= Richard A. Harewood =

American lawyer, politician, and judge (1900–1985)

Richard Alexander Harewood (June 25, 1900 – November 16, 1985) was a lawyer, state legislator, and judge in Illinois.

==Early life==
Harewood was born on June 25, 1900, in Saint Lucia in what was then the British West Indies. After the death of his parents, he moved to Chicago to live with his uncle. He attended Wendell Phillips High School and then enlisted in the United States Army. He received an honorable discharge on November 21, 1918. He received a bachelor of arts in liberal arts from the University of Illinois Urbana-Champaign in 1922. He was a professor of modern language at Talladega College for a time before returning to Chicago to earn his Juris Doctor degree from the University of Chicago Law School. He graduated law school in 1926. He then served as an assistant state's attorney for Cook County and an assistant corporation counsel for the City of Chicago.

==Political career==
He was elected to the Illinois House of Representatives as one of three members from the 3rd district to the 60th General Assembly. He was an unsuccessful candidate for renomination for his seat in the 1938 Republican primary. In 1946, he was elected Democratic Central Committeeman from Illinois's 1st congressional district. During the 1956 general election, incumbent Robert Romano died and Harewood was selected to fill the vacancy on the ballot. He was elected in that year's general election. He served in the 70th General Assembly.
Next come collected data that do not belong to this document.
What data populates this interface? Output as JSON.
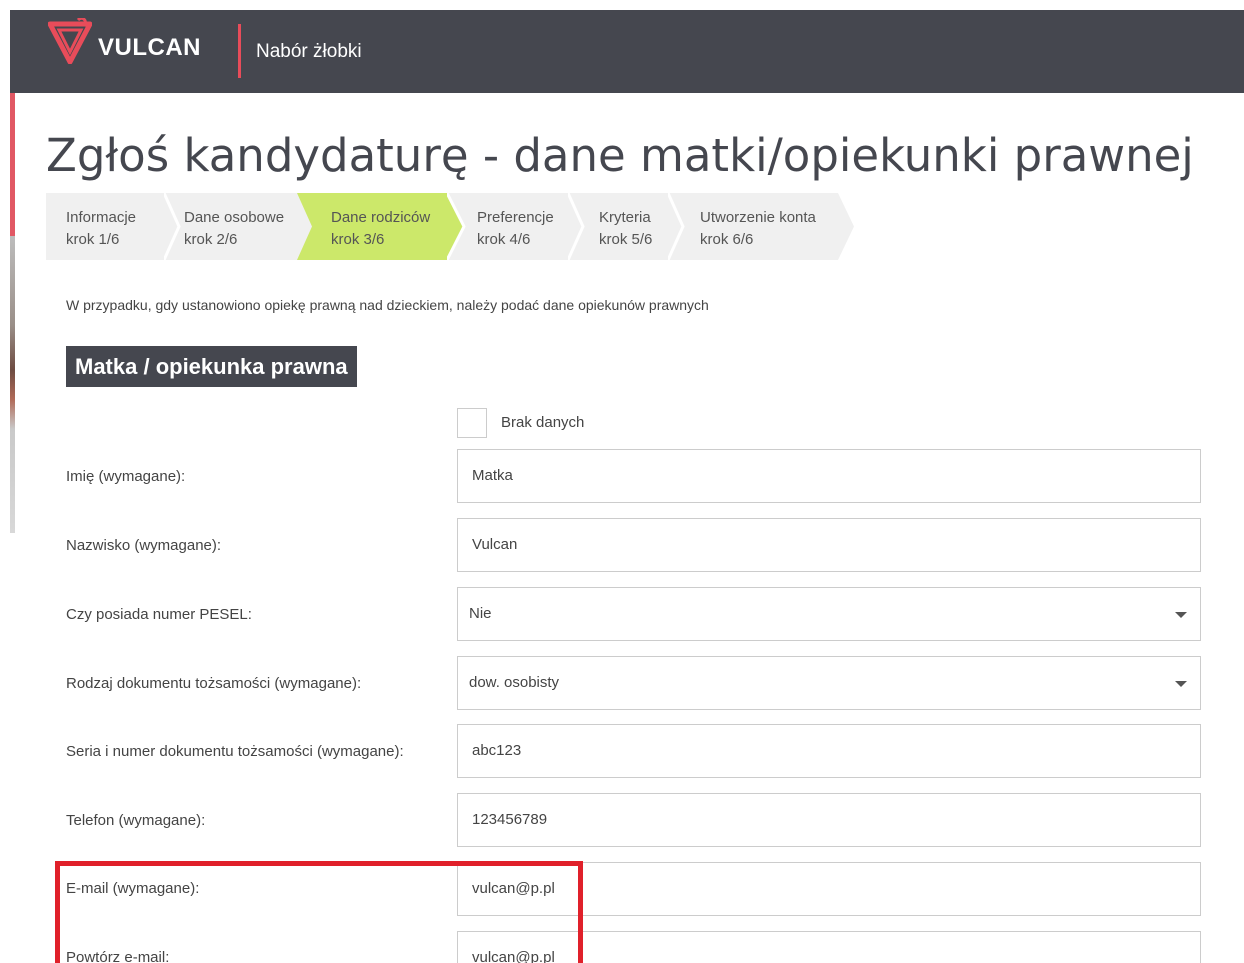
{
  "header": {
    "brand": "VULCAN",
    "app_name": "Nabór żłobki"
  },
  "page_title": "Zgłoś kandydaturę - dane matki/opiekunki prawnej",
  "steps": [
    {
      "name": "Informacje",
      "step": "krok 1/6",
      "active": false
    },
    {
      "name": "Dane osobowe",
      "step": "krok 2/6",
      "active": false
    },
    {
      "name": "Dane rodziców",
      "step": "krok 3/6",
      "active": true
    },
    {
      "name": "Preferencje",
      "step": "krok 4/6",
      "active": false
    },
    {
      "name": "Kryteria",
      "step": "krok 5/6",
      "active": false
    },
    {
      "name": "Utworzenie konta",
      "step": "krok 6/6",
      "active": false
    }
  ],
  "info_text": "W przypadku, gdy ustanowiono opiekę prawną nad dzieckiem, należy podać dane opiekunów prawnych",
  "section_title": "Matka / opiekunka prawna",
  "no_data": {
    "label": "Brak danych",
    "checked": false
  },
  "form": {
    "first_name": {
      "label": "Imię (wymagane):",
      "value": "Matka"
    },
    "last_name": {
      "label": "Nazwisko (wymagane):",
      "value": "Vulcan"
    },
    "has_pesel": {
      "label": "Czy posiada numer PESEL:",
      "value": "Nie"
    },
    "doc_type": {
      "label": "Rodzaj dokumentu tożsamości (wymagane):",
      "value": "dow. osobisty"
    },
    "doc_number": {
      "label": "Seria i numer dokumentu tożsamości (wymagane):",
      "value": "abc123"
    },
    "phone": {
      "label": "Telefon (wymagane):",
      "value": "123456789"
    },
    "email": {
      "label": "E-mail (wymagane):",
      "value": "vulcan@p.pl"
    },
    "email_repeat": {
      "label": "Powtórz e-mail:",
      "value": "vulcan@p.pl"
    }
  },
  "colors": {
    "header_bg": "#45474f",
    "accent_red": "#e84c5a",
    "active_step": "#cce86a",
    "step_bg": "#f0f0f0",
    "highlight": "#e0202a"
  }
}
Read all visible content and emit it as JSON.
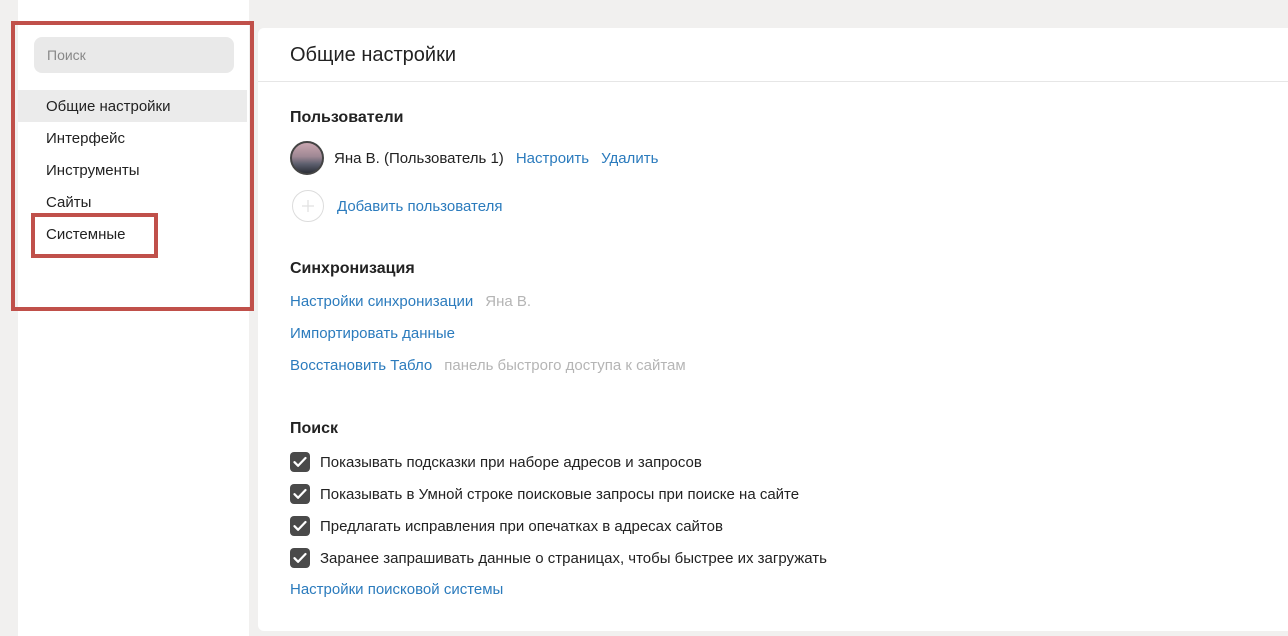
{
  "sidebar": {
    "search_placeholder": "Поиск",
    "items": [
      {
        "label": "Общие настройки"
      },
      {
        "label": "Интерфейс"
      },
      {
        "label": "Инструменты"
      },
      {
        "label": "Сайты"
      },
      {
        "label": "Системные"
      }
    ]
  },
  "panel": {
    "title": "Общие настройки",
    "users": {
      "title": "Пользователи",
      "current_user": "Яна В. (Пользователь 1)",
      "configure_link": "Настроить",
      "delete_link": "Удалить",
      "add_user_link": "Добавить пользователя"
    },
    "sync": {
      "title": "Синхронизация",
      "settings_link": "Настройки синхронизации",
      "settings_hint": "Яна В.",
      "import_link": "Импортировать данные",
      "restore_link": "Восстановить Табло",
      "restore_hint": "панель быстрого доступа к сайтам"
    },
    "search": {
      "title": "Поиск",
      "options": [
        {
          "label": "Показывать подсказки при наборе адресов и запросов",
          "checked": true
        },
        {
          "label": "Показывать в Умной строке поисковые запросы при поиске на сайте",
          "checked": true
        },
        {
          "label": "Предлагать исправления при опечатках в адресах сайтов",
          "checked": true
        },
        {
          "label": "Заранее запрашивать данные о страницах, чтобы быстрее их загружать",
          "checked": true
        }
      ],
      "engine_settings_link": "Настройки поисковой системы"
    }
  },
  "colors": {
    "link": "#2b7bbd",
    "highlight": "#c0504a",
    "checkbox": "#4a4a4a"
  },
  "icons": {
    "avatar": "user-avatar",
    "add": "plus-icon",
    "check": "check-icon"
  }
}
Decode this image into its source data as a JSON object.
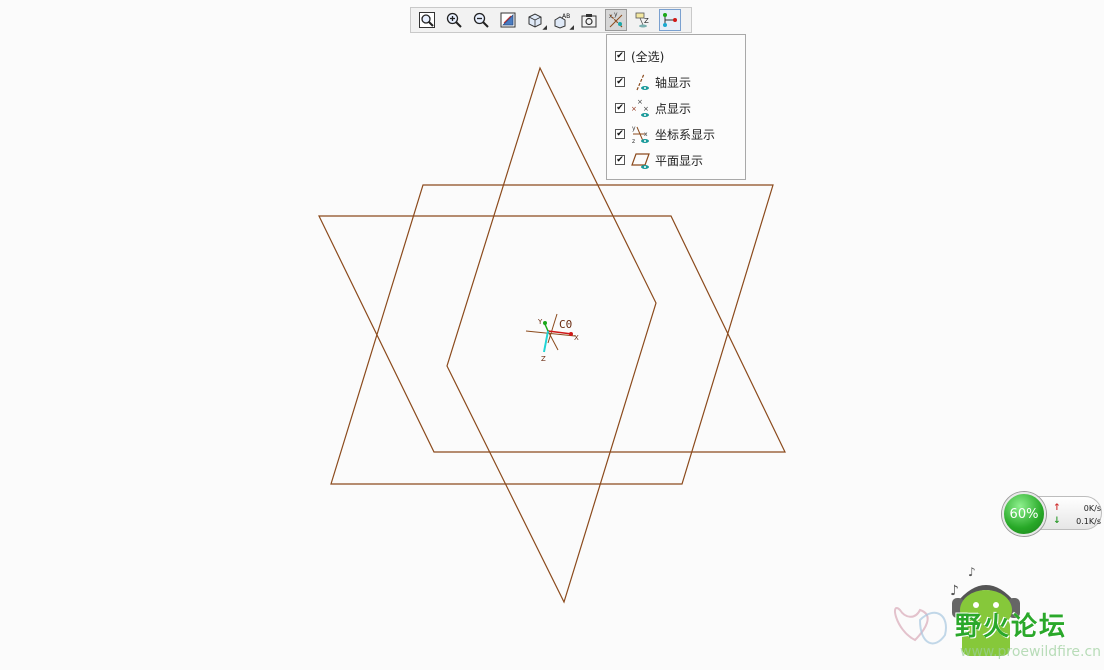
{
  "toolbar": {
    "buttons": [
      {
        "name": "zoom-fit-icon"
      },
      {
        "name": "zoom-in-icon"
      },
      {
        "name": "zoom-out-icon"
      },
      {
        "name": "repaint-icon"
      },
      {
        "name": "view-orientation-icon"
      },
      {
        "name": "saved-views-icon"
      },
      {
        "name": "display-style-icon"
      },
      {
        "name": "datum-display-filter-icon"
      },
      {
        "name": "annotation-display-icon"
      },
      {
        "name": "spin-center-icon"
      }
    ]
  },
  "dropdown": {
    "items": [
      {
        "label": "(全选)",
        "checked": true,
        "icon": "none"
      },
      {
        "label": "轴显示",
        "checked": true,
        "icon": "axis-display-icon"
      },
      {
        "label": "点显示",
        "checked": true,
        "icon": "point-display-icon"
      },
      {
        "label": "坐标系显示",
        "checked": true,
        "icon": "csys-display-icon"
      },
      {
        "label": "平面显示",
        "checked": true,
        "icon": "plane-display-icon"
      }
    ],
    "check_glyph": "✔"
  },
  "viewport": {
    "csys_label": "C0",
    "axis_x": "X",
    "axis_y": "Y",
    "axis_z": "Z",
    "plane_color": "#8b4a1c"
  },
  "network": {
    "percent": "60%",
    "upload": "0K/s",
    "download": "0.1K/s"
  },
  "watermark": {
    "title": "野火论坛",
    "url": "www.proewildfire.cn"
  }
}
In 1958, Harewood became the first African-American slated for statewide office in Illinois when the Cook County Democratic Party slated him to run for the then-elected position of trustee of the University of Illinois. He was elected to that office in the 1958 general election becoming the first African-American to hold statewide office in Illinois. He was later as a Cook County Circuit Judge. He died on November 16, 1985.